Exiled, separated and even shunned in Bechuanaland, Seretse and Ruth's love for one another was tested and then forged in a crucible of incredible adversity and opposition.
When Seretse died in 1980, three months after seeing Zimbabwe finally achieve independence, Ruth survived him for another 20 years, refusing to leave the adopted country that her husband had forged.
All of which has almost been completely forgotten in the shadow of our own miraculous transition to democracy, until Susan Williams' fantastic love story of modern times, one that is almost Shakespearian in its drama, intrigue and pathos.
Unlike Shakespeare, though there is no unhappy ending, unless you count Seretse's untimely death from overwork, walking the tightrope between the frontline states and the beleaguered white south that surrounded him on three sides.

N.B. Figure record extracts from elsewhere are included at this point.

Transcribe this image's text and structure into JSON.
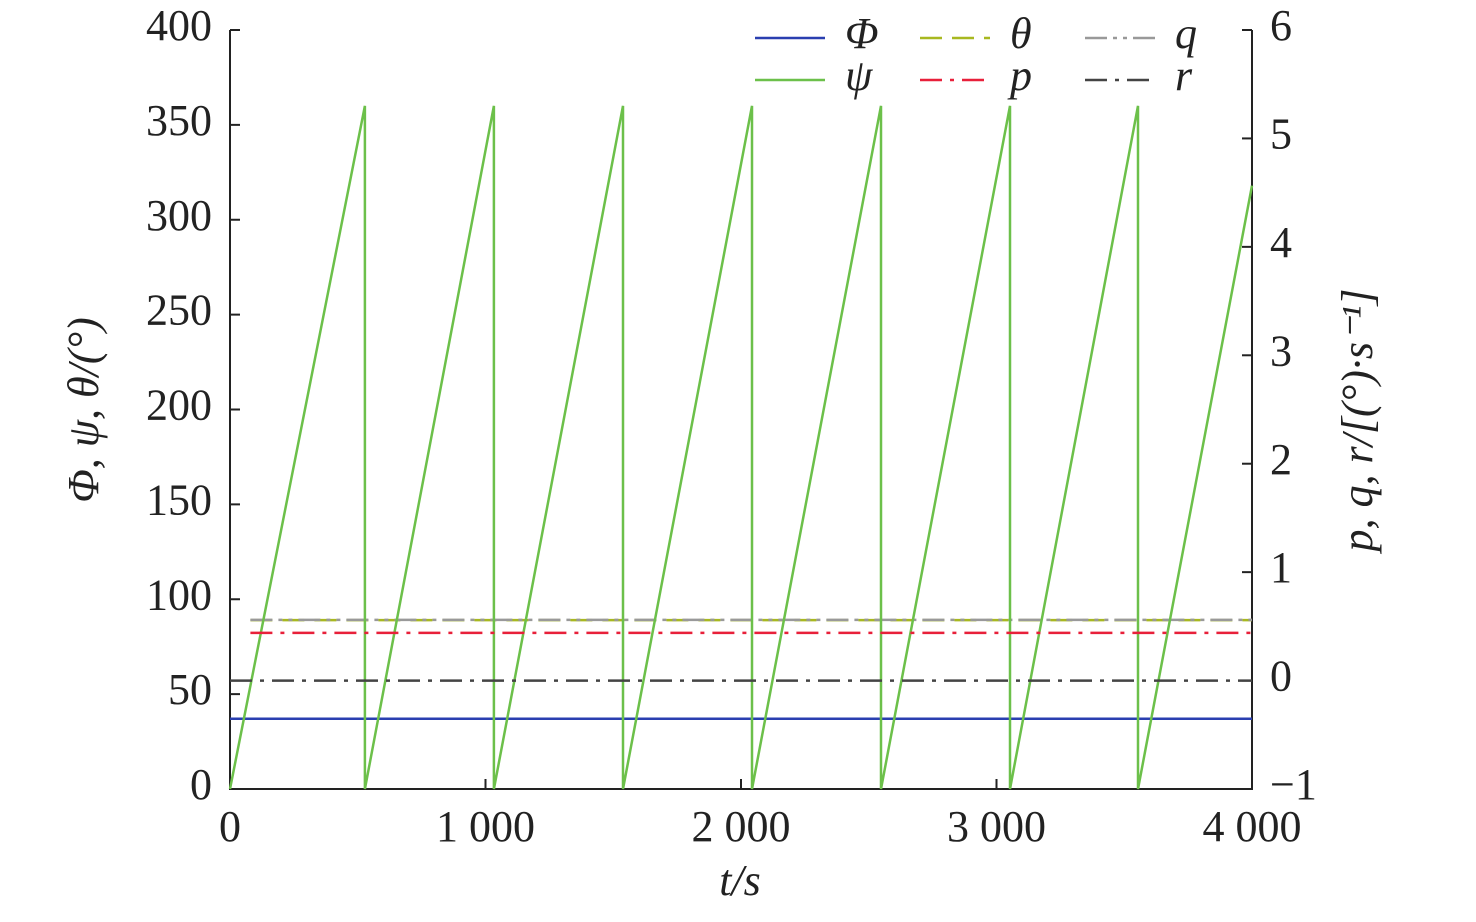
{
  "chart_data": {
    "type": "line",
    "xlabel": "t/s",
    "ylabel": "Φ, ψ, θ/(°)",
    "y2label": "p, q, r/[(°)·s⁻¹]",
    "xlim": [
      0,
      4000
    ],
    "xticks": [
      0,
      {
        "value": 1000,
        "label": "1 000"
      },
      {
        "value": 2000,
        "label": "2 000"
      },
      {
        "value": 3000,
        "label": "3 000"
      },
      {
        "value": 4000,
        "label": "4 000"
      }
    ],
    "ylim": [
      0,
      400
    ],
    "yticks": [
      0,
      50,
      100,
      150,
      200,
      250,
      300,
      350,
      400
    ],
    "y2lim": [
      -1,
      6
    ],
    "y2ticks": [
      {
        "value": -1,
        "label": "−1"
      },
      0,
      1,
      2,
      3,
      4,
      5,
      6
    ],
    "legend": "upper right",
    "series": [
      {
        "name": "Φ",
        "color": "#2a3fb0",
        "dash": "solid",
        "x": [
          0,
          4000
        ],
        "values": [
          37,
          37
        ]
      },
      {
        "name": "θ",
        "color": "#a8b820",
        "dash": "dashed",
        "x": [
          80,
          4000
        ],
        "values": [
          89,
          89
        ]
      },
      {
        "name": "q",
        "color": "#999999",
        "dash": "dashdotdot",
        "axis": "y2",
        "x": [
          80,
          4000
        ],
        "values": [
          0.56,
          0.56
        ]
      },
      {
        "name": "ψ",
        "color": "#6cc04a",
        "dash": "solid",
        "x": [
          0,
          528,
          528,
          1033,
          1033,
          1538,
          1538,
          2043,
          2043,
          2548,
          2548,
          3053,
          3053,
          3554,
          3554,
          4000
        ],
        "values": [
          0,
          360,
          0,
          360,
          0,
          360,
          0,
          360,
          0,
          360,
          0,
          360,
          0,
          360,
          0,
          318
        ]
      },
      {
        "name": "p",
        "color": "#e8203a",
        "dash": "dashdot",
        "axis": "y2",
        "x": [
          80,
          4000
        ],
        "values": [
          0.44,
          0.44
        ]
      },
      {
        "name": "r",
        "color": "#444444",
        "dash": "dashdot",
        "axis": "y2",
        "x": [
          0,
          4000
        ],
        "values": [
          0,
          0
        ]
      }
    ]
  }
}
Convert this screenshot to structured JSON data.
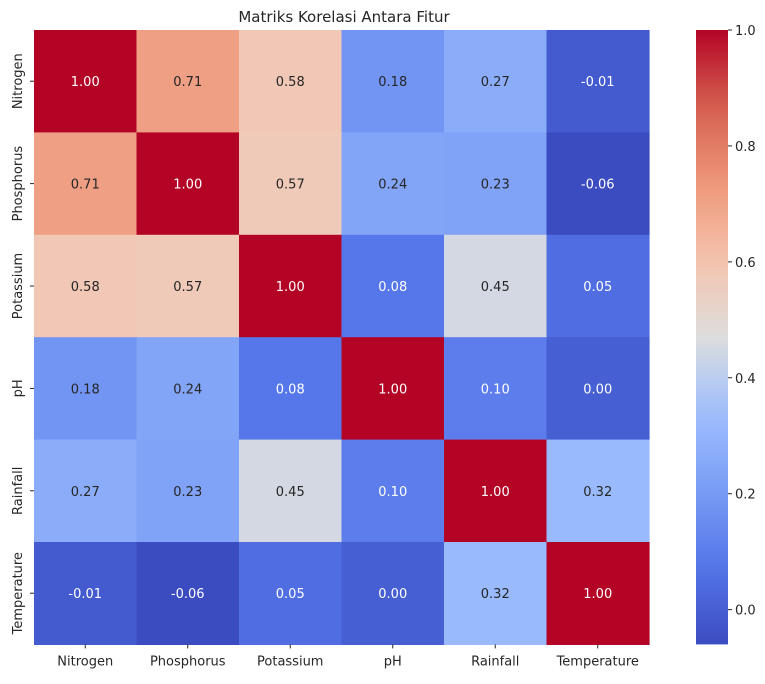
{
  "chart_data": {
    "type": "heatmap",
    "title": "Matriks Korelasi Antara Fitur",
    "x_labels": [
      "Nitrogen",
      "Phosphorus",
      "Potassium",
      "pH",
      "Rainfall",
      "Temperature"
    ],
    "y_labels": [
      "Nitrogen",
      "Phosphorus",
      "Potassium",
      "pH",
      "Rainfall",
      "Temperature"
    ],
    "values": [
      [
        1.0,
        0.71,
        0.58,
        0.18,
        0.27,
        -0.01
      ],
      [
        0.71,
        1.0,
        0.57,
        0.24,
        0.23,
        -0.06
      ],
      [
        0.58,
        0.57,
        1.0,
        0.08,
        0.45,
        0.05
      ],
      [
        0.18,
        0.24,
        0.08,
        1.0,
        0.1,
        -0.0
      ],
      [
        0.27,
        0.23,
        0.45,
        0.1,
        1.0,
        0.32
      ],
      [
        -0.01,
        -0.06,
        0.05,
        -0.0,
        0.32,
        1.0
      ]
    ],
    "colormap": "coolwarm",
    "color_range": [
      -0.06,
      1.0
    ],
    "colorbar_ticks": [
      "0.0",
      "0.2",
      "0.4",
      "0.6",
      "0.8",
      "1.0"
    ],
    "colorbar_tick_values": [
      0.0,
      0.2,
      0.4,
      0.6,
      0.8,
      1.0
    ],
    "annotation_format": "0.00",
    "colors": {
      "low": "#3b4cc0",
      "mid": "#dddddd",
      "high": "#b40426"
    }
  }
}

Not only did he protect his new nation's sovereignty from the depredations of its racist white neighbours; South Africa, Rhodesia and South West Africa, but he also succeeded in preventing Botswana from becoming another Bantustan while working for the liberation and development of the entire region.
As Williams notes, the fact that the world's biggest diamond mine, Orapa, was discovered shortly after independence helped transform Botswana from being one of the world's 10 poorest nations and least developed country in Africa in the '60s. It was Seretse's management of this boon, coupled to what would be termed "nation building" in this country, that helped transform Botswana into the economic powerhouse that it is today with complimentary literacy levels and health standards.

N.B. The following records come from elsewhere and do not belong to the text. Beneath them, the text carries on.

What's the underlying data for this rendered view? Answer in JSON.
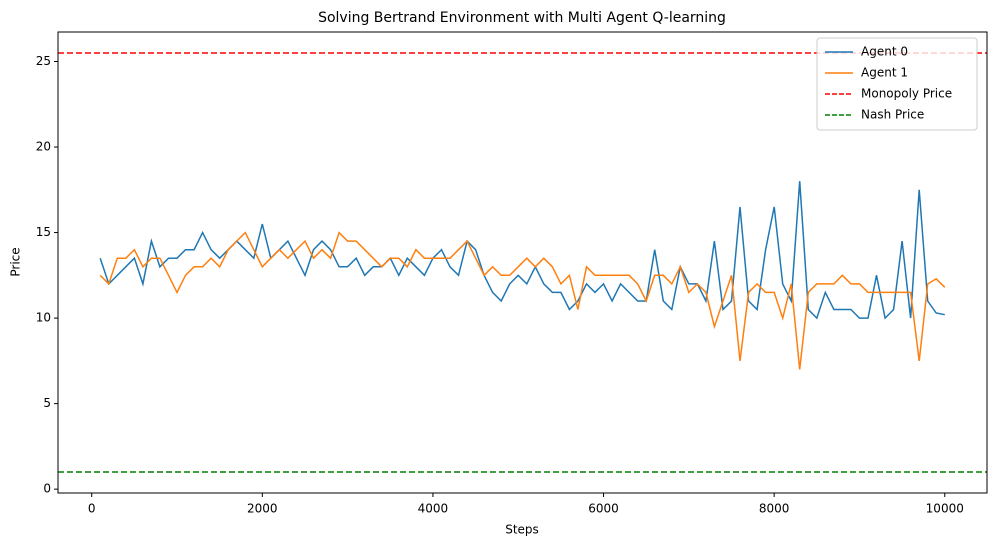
{
  "chart_data": {
    "type": "line",
    "title": "Solving Bertrand Environment with Multi Agent Q-learning",
    "x_label": "Steps",
    "y_label": "Price",
    "x": [
      100,
      200,
      300,
      400,
      500,
      600,
      700,
      800,
      900,
      1000,
      1100,
      1200,
      1300,
      1400,
      1500,
      1600,
      1700,
      1800,
      1900,
      2000,
      2100,
      2200,
      2300,
      2400,
      2500,
      2600,
      2700,
      2800,
      2900,
      3000,
      3100,
      3200,
      3300,
      3400,
      3500,
      3600,
      3700,
      3800,
      3900,
      4000,
      4100,
      4200,
      4300,
      4400,
      4500,
      4600,
      4700,
      4800,
      4900,
      5000,
      5100,
      5200,
      5300,
      5400,
      5500,
      5600,
      5700,
      5800,
      5900,
      6000,
      6100,
      6200,
      6300,
      6400,
      6500,
      6600,
      6700,
      6800,
      6900,
      7000,
      7100,
      7200,
      7300,
      7400,
      7500,
      7600,
      7700,
      7800,
      7900,
      8000,
      8100,
      8200,
      8300,
      8400,
      8500,
      8600,
      8700,
      8800,
      8900,
      9000,
      9100,
      9200,
      9300,
      9400,
      9500,
      9600,
      9700,
      9800,
      9900,
      10000
    ],
    "series": [
      {
        "name": "Agent 0",
        "color": "#1f77b4",
        "values": [
          13.5,
          12,
          12.5,
          13,
          13.5,
          12,
          14.5,
          13,
          13.5,
          13.5,
          14,
          14,
          15,
          14,
          13.5,
          14,
          14.5,
          14,
          13.5,
          15.5,
          13.5,
          14,
          14.5,
          13.5,
          12.5,
          14,
          14.5,
          14,
          13,
          13,
          13.5,
          12.5,
          13,
          13,
          13.5,
          12.5,
          13.5,
          13,
          12.5,
          13.5,
          14,
          13,
          12.5,
          14.5,
          14,
          12.5,
          11.5,
          11,
          12,
          12.5,
          12,
          13,
          12,
          11.5,
          11.5,
          10.5,
          11,
          12,
          11.5,
          12,
          11,
          12,
          11.5,
          11,
          11,
          14,
          11,
          10.5,
          13,
          12,
          12,
          11,
          14.5,
          10.5,
          11,
          16.5,
          11,
          10.5,
          14,
          16.5,
          12,
          11,
          18,
          10.5,
          10,
          11.5,
          10.5,
          10.5,
          10.5,
          10,
          10,
          12.5,
          10,
          10.5,
          14.5,
          10,
          17.5,
          11,
          10.3,
          10.2
        ]
      },
      {
        "name": "Agent 1",
        "color": "#ff7f0e",
        "values": [
          12.5,
          12,
          13.5,
          13.5,
          14,
          13,
          13.5,
          13.5,
          12.5,
          11.5,
          12.5,
          13,
          13,
          13.5,
          13,
          14,
          14.5,
          15,
          14,
          13,
          13.5,
          14,
          13.5,
          14,
          14.5,
          13.5,
          14,
          13.5,
          15,
          14.5,
          14.5,
          14,
          13.5,
          13,
          13.5,
          13.5,
          13,
          14,
          13.5,
          13.5,
          13.5,
          13.5,
          14,
          14.5,
          13.5,
          12.5,
          13,
          12.5,
          12.5,
          13,
          13.5,
          13,
          13.5,
          13,
          12,
          12.5,
          10.5,
          13,
          12.5,
          12.5,
          12.5,
          12.5,
          12.5,
          12,
          11,
          12.5,
          12.5,
          12,
          13,
          11.5,
          12,
          11.5,
          9.5,
          11,
          12.5,
          7.5,
          11.5,
          12,
          11.5,
          11.5,
          10,
          12,
          7,
          11.5,
          12,
          12,
          12,
          12.5,
          12,
          12,
          11.5,
          11.5,
          11.5,
          11.5,
          11.5,
          11.5,
          7.5,
          12,
          12.3,
          11.8
        ]
      }
    ],
    "hlines": [
      {
        "name": "Monopoly Price",
        "color": "#ff0000",
        "value": 25.5
      },
      {
        "name": "Nash Price",
        "color": "#008000",
        "value": 1
      }
    ],
    "xlim": [
      -395,
      10495
    ],
    "ylim": [
      -0.225,
      26.725
    ],
    "xticks": [
      0,
      2000,
      4000,
      6000,
      8000,
      10000
    ],
    "yticks": [
      0,
      5,
      10,
      15,
      20,
      25
    ],
    "legend": "upper right"
  }
}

Seretse was called the "Other" Mandela while the real one was still locked up in Robben Island. Mandela himself has paid tribute to Seretse's legacy to Africa, but it is in Seretse's own words, spoken in 1967 on a trip to Malawi, that we clearly see why the name is so apt.
"Bitterness does not pay. Certain things have happened to all of us in the past and it for us to forget those and to look to the future. It is not for our own benefit, but  the benefit of our children and our children's children that we ourselves should put this world right."
Thanks to Williams, Seretse's legacy, the enduring and abiding love he and Ruth shared and his founding of Botswana can be remembered for another generation.
We should not forget it. He is the architect of perhaps the most successful SADCC country, one that became an icon for peace, development and tolerance, years before Archbishop Emeritus Desmond Tutu coined the immortal phrase, "the Rainbow Nation".
As Scottish author Alexander McCall Smith notes in the preface, it is "a story of forgiveness and healing as relevant today as when the whole drama was being played out".